At this my wife said:

"Are you not Walsingham Gribbs? If you are I am delighted to meet you, even in this unconventional manner, for what brought us here will interest you."

She then told him of the gyro-hat I had invented, and explained just why I had come to this place and, had swallowed the strong brandy. I took no part in this conversation, but Walsingham gladly agreed to accompany us, and he put my gyro-hat on my head.

The result was indeed marvelous. Instantly the vacuum pump began to work and the gyroscope to revolve. My head, which had been lying on one side, straightened up. The rubber sweat band gripped my head tightly with a slight pulling sensation. Without assistance I arose from my chair and stood erect. My brain was still confused, but I walked as straight as a string direct to the door of the restaurant, and stood holding it open while my wife passed out with the ever staggering Walsingham.

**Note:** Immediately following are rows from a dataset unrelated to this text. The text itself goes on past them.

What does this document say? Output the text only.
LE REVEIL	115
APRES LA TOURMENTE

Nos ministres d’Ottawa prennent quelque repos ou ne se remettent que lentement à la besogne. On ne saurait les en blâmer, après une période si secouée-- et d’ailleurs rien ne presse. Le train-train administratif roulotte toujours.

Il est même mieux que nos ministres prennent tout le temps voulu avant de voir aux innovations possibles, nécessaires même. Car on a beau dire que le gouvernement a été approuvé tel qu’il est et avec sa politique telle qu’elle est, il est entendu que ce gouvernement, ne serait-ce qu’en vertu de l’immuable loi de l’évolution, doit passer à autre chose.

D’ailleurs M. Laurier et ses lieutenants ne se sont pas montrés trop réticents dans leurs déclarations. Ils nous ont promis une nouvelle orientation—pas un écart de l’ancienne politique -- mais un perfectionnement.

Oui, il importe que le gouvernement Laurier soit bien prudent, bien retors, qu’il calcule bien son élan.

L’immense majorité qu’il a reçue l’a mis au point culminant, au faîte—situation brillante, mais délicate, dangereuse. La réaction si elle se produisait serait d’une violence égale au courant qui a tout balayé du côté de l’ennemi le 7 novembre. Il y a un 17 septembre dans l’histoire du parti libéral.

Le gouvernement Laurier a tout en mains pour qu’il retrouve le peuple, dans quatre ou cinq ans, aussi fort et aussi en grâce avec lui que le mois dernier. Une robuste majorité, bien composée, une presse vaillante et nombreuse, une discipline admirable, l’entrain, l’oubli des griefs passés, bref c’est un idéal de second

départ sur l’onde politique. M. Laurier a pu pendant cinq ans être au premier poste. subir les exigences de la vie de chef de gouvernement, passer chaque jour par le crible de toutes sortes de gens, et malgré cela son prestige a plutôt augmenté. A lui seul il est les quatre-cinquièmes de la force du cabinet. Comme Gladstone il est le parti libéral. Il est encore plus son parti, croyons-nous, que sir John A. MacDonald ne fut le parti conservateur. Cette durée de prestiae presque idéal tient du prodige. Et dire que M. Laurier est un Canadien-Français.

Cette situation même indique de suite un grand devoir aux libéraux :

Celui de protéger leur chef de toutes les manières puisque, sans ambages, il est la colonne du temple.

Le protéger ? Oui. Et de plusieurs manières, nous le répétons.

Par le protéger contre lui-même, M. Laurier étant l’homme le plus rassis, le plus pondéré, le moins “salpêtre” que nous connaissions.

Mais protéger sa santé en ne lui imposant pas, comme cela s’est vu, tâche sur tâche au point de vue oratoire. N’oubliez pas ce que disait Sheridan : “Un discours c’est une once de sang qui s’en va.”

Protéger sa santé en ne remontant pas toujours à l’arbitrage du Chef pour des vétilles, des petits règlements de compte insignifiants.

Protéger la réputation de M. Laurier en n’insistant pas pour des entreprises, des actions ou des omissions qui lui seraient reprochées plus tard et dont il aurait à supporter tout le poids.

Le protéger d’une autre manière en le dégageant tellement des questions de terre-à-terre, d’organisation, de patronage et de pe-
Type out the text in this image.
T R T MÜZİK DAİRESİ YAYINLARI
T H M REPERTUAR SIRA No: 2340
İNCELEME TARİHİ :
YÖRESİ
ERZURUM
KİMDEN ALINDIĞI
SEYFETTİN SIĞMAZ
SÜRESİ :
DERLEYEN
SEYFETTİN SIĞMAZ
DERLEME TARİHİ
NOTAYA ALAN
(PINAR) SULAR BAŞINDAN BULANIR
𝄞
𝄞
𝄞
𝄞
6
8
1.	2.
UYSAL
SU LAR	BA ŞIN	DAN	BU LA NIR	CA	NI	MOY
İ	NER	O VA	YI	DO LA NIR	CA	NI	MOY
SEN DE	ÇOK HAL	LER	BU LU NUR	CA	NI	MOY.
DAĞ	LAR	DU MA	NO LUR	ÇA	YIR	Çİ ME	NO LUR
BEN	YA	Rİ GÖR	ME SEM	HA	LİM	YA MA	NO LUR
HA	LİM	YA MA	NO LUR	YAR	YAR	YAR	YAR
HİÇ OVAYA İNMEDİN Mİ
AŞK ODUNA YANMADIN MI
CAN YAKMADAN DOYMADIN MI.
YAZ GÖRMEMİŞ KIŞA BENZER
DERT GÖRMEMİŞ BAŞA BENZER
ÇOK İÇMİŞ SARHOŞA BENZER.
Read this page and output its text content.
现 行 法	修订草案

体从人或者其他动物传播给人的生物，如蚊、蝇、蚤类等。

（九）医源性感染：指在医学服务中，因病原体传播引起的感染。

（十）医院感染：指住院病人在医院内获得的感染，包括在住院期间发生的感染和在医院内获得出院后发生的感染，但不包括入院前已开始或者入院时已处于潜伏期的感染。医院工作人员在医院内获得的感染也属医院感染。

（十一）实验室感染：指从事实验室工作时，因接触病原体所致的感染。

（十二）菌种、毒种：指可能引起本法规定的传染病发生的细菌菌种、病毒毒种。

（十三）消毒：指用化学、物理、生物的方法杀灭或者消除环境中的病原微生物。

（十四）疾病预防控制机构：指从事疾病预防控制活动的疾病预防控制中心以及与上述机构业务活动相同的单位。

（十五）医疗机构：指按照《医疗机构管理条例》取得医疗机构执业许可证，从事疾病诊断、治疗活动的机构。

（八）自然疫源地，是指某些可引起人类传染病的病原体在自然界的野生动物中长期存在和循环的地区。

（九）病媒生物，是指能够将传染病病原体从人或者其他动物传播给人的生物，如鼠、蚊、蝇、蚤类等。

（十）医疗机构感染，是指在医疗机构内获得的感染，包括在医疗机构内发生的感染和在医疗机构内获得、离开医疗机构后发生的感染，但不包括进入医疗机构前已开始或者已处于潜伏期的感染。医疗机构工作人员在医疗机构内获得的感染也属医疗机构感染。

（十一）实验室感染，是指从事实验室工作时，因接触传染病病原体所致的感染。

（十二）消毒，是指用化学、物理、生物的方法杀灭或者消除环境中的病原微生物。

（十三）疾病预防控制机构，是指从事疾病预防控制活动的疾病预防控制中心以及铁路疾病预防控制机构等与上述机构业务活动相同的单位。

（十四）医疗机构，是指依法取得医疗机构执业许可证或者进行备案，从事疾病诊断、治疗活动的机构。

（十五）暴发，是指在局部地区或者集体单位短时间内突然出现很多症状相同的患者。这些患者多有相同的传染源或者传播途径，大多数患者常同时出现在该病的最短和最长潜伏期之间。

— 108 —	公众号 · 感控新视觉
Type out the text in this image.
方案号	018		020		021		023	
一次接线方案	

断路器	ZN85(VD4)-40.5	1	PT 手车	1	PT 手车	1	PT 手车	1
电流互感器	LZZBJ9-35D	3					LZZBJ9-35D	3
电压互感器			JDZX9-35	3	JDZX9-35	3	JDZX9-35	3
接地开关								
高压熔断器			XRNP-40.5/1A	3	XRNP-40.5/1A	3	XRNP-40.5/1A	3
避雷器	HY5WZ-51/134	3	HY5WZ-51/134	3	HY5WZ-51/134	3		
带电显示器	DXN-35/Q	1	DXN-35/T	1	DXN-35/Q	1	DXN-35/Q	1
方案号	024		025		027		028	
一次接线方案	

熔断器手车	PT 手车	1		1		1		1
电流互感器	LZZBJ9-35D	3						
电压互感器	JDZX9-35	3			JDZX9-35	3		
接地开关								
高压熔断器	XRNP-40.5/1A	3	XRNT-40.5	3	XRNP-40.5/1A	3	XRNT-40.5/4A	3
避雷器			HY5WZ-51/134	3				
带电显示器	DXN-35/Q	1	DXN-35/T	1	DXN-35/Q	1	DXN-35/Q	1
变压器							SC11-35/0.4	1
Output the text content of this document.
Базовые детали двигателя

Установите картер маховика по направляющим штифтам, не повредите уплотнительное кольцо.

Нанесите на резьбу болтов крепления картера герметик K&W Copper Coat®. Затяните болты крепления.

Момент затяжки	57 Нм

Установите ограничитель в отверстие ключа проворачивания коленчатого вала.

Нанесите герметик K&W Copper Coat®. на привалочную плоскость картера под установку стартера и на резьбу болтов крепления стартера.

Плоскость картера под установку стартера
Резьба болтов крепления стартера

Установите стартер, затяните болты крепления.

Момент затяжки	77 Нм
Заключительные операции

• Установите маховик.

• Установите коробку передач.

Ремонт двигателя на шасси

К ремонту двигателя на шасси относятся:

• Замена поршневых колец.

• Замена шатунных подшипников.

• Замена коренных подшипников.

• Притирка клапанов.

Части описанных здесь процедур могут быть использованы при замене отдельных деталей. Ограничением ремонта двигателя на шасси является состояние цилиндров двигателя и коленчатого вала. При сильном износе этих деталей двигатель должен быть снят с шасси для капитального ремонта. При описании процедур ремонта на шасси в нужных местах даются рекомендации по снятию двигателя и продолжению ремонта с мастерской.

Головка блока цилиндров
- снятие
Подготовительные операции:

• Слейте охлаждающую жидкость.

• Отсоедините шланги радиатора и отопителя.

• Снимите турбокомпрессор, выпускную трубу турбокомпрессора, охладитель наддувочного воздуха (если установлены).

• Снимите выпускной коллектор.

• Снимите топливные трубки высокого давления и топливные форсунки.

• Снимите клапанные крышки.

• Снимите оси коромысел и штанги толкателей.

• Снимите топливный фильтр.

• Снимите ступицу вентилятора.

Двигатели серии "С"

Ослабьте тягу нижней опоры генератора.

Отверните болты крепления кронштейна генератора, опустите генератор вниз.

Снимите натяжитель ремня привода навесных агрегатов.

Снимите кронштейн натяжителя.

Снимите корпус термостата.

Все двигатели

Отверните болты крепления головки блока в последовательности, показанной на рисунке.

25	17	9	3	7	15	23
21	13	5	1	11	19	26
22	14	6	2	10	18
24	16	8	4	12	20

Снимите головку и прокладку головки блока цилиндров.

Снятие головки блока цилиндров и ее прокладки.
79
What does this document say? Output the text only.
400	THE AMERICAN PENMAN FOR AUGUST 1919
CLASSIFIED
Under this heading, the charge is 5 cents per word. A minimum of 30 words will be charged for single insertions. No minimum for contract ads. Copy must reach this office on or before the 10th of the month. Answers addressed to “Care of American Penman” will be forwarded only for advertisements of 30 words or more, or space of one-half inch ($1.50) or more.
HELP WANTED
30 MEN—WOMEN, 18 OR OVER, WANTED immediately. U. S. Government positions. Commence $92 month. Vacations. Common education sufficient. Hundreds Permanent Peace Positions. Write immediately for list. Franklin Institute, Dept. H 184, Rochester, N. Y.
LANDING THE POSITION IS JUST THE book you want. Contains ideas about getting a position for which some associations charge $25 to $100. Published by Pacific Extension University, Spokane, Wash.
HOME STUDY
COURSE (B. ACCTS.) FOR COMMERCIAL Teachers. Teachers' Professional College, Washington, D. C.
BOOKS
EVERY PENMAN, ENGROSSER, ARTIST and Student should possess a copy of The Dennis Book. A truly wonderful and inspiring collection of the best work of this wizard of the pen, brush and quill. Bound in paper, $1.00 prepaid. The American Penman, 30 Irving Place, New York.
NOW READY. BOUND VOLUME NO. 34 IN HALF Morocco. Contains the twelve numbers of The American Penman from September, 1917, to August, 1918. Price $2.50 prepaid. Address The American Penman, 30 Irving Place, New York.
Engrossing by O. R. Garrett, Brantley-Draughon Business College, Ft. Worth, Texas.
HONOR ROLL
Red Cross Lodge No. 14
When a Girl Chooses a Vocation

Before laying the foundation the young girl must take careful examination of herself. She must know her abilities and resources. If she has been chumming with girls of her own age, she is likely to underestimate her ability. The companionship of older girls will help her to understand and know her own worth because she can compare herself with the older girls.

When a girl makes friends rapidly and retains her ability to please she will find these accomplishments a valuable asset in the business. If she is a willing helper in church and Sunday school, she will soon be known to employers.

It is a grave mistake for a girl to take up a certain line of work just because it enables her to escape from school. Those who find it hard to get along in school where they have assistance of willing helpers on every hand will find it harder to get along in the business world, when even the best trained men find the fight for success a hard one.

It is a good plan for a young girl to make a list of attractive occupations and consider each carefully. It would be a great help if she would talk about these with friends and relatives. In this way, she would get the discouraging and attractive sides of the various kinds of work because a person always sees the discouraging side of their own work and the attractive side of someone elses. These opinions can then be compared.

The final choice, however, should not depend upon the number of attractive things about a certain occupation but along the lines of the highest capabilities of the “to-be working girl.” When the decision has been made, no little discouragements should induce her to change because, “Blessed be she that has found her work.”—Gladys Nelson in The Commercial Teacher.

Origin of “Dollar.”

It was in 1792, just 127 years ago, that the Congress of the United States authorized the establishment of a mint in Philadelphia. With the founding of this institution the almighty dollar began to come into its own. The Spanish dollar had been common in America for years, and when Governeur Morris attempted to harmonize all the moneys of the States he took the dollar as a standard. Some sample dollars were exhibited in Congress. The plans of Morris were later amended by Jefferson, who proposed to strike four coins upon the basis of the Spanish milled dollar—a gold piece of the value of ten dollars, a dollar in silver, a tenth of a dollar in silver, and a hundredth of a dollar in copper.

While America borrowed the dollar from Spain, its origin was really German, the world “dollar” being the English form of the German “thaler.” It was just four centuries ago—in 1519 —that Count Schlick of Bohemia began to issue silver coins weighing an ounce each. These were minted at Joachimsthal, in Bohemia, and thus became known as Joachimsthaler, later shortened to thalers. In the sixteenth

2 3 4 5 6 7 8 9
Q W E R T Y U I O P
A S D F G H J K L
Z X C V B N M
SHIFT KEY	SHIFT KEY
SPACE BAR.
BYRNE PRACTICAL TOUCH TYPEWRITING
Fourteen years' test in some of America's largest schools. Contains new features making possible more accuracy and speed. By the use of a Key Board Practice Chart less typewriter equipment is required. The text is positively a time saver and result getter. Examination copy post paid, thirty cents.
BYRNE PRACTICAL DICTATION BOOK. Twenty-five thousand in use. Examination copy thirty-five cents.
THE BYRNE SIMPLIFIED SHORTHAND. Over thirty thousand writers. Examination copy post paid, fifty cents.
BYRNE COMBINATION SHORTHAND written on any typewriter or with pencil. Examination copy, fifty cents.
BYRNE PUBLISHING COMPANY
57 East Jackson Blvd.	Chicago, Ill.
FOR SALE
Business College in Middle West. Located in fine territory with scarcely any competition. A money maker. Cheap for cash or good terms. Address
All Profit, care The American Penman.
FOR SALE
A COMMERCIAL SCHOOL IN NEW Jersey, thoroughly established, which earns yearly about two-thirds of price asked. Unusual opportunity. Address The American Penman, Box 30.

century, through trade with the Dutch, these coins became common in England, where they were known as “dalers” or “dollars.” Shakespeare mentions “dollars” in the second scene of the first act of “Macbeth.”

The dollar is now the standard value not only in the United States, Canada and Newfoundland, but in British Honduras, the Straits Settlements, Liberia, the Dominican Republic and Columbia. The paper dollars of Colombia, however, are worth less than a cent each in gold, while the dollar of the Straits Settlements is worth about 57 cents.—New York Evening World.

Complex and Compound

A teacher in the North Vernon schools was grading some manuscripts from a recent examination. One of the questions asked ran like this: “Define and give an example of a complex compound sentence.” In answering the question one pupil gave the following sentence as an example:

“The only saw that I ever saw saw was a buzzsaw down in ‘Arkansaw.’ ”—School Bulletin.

The gyroscope was revolving at the rate of three thousand revolutions a minute, and the slight humming was hardly noticeable. I did not stagger and I did not reel. When I reached Gramercy Park I was full of glee. I had been walking on the edge of the curb, but I now desired to climb atop of the iron fence that surrounds the park, and walk on the points of the pickets.

My wife and Walsingham tried to dissuade me, but I climbed to the top of the fence. I not only walked on the points of the pickets easily, but I was able to place the end of one toe on the point of one picket, and thus balanced, wave the other leg in the air. My wife and Walsingham Gribbs coaxed me to come down to the level of the walk, but as I saw no reason to do so, I flatly refused, and at last Walsingham reached up and took me by the hand and pulled me.

Ordinarily a man that had imbibed a quantity of brandy would have fallen to the street if pulled by one hand while standing on the top of a row of pickets, but I did not. When Walsingham pulled my hand I inclined gently toward him until I was at right angles to the picket fence, with my foot still on top of the picket; and when he released my hand I slowly swung upright again, without any effort whatever on my part. I got down off that fence when I was ready, and not before.

There could be no doubt whatever that I was far more intoxicated than Walsingham Gribbs, and all the way home I gave vent to tremendous bursts of laughter over the idea that while Walsingham thought he was seeing me safely home I walked as straight and true as a general, and he staggered and reeled except when he clung closely to my arm.

Many persons stopped and looked at us, and I cannot wonder at it. For Walsingham is a young man of most dignified countenance, and it must have seemed strange to see a young man of such sober mien reeling drunkenly, while a dignified and steadily walking hatter laughed and shouted drunkenly. It was as if the two of us had been able to afford but one spree, and had divided it in that way, he taking the stagger and I taking the boisterousness.

My wife was much touched by the kind attentions of Walsingham, and when we reached home she invited him in, and while I found a little harmless amusement in walking up the stair banisters and sliding down them standing on my feet, which I was enabled to do because of the steadying effect of the gyro-hat, she took Walsingham into the parlor and introduced him to Anne formally.

From An Experiment in Gyro-Hats, by Ellis Parker Butler.